The New Mexico Comprehensive College and Career Pathways Assessment Report highlights innovative practices already occurring in New Mexico schools and recommends parallel and interconnected actions that schools, districts, tribes and the state should take to expand these practices statewide.

Doing so would address college and career readiness requirements from the district court ruling in the Martinez and Yazzie Consolidated Lawsuit, which demanded improvements to public education in New Mexico, particularly for low-income students, Native American students, English-language learners and students with disabilities.

PED and LANL commissioned the report to identify and assess college and career readiness initiatives that have been implemented by schools, communities, the state and tribes.
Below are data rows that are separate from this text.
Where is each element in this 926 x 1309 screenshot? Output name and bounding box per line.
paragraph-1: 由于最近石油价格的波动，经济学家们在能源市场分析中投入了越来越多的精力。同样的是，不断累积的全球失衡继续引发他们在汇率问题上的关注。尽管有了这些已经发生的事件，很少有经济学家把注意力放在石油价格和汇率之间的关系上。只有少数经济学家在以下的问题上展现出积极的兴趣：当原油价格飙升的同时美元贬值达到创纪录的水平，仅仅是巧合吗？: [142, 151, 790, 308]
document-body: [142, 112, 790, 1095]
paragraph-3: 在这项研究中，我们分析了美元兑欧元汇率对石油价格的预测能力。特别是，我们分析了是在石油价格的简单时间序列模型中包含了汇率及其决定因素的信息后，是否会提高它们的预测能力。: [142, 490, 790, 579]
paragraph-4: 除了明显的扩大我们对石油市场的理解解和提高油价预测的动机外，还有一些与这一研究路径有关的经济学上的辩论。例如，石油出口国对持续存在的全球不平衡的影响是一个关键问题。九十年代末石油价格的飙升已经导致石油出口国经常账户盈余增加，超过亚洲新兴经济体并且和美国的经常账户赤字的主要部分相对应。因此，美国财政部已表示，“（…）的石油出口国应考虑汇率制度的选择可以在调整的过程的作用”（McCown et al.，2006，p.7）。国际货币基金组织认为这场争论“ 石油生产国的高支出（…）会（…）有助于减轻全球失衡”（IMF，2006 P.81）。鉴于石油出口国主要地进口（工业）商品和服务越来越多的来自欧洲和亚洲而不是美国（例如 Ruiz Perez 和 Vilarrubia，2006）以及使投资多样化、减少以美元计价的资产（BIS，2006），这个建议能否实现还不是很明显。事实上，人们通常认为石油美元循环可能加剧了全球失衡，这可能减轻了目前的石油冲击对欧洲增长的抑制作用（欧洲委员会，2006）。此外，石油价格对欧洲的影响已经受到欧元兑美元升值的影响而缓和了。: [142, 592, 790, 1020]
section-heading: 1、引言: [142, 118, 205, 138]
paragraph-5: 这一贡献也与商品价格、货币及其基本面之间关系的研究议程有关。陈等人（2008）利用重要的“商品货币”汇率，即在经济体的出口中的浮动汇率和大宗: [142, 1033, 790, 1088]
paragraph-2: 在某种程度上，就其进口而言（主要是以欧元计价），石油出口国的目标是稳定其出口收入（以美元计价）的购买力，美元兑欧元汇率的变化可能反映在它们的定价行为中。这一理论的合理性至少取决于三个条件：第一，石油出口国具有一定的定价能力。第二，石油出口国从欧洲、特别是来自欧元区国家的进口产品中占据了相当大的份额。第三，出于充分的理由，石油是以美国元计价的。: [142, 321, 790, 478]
“What New Mexico needs is an all-embracing strategy that weaves together promising local college and career-readiness practices that can be scaled up to every school,” said new PED Secretary Kurt Steinhaus.

The report recommends a comprehensive, three-pronged strategy to support college and career pathways for all students:

  • Career Technical Education — now in the sights for Rio Rancho Public Schools and its new CTE campus, to open in the fall of 2023 — must be incorporated into core academics so every student has access.
  • Every student must have access to work-based learning through internships and apprenticeships arranged by their schools through partnerships with employers. The result would be students graduating with work experience and contacts.
  • Every student must receive personalized support with attention to college and career advising and accelerated instruction in reading, writing and math.

“New Mexico is already doing some of these things and doing them well. But we know that when schools do all of these things together, graduation rates increase and college attendance rates increase,” said Alvin Warren, vice president of Career Pathways and Advocacy for the LANL Foundation.

The report recommends a four-year pilot program to expand comprehensive college and career pathways, building on strengths already present in the state. Results of the pilot would guide the design of a statewide plan that shifts how education agencies and schools approach college and career preparation, and how students are supported throughout their education journey.

The findings come as the New Mexico Legislature is considering a new $10 million investment in expanding CTE.

This funding would provide direct support to districts, state charters and Bureau of Indian Education-funded high schools to implement career awareness and preparation programs. The goal is to give every New Mexico high school student access to rigorous, industry-aligned CTE and workplace experience.

More than 75 percent of New Mexico students involved in CTE have low incomes.

The funding request is included in the massive appropriations bill approved by the House of Representatives and now before the Senate.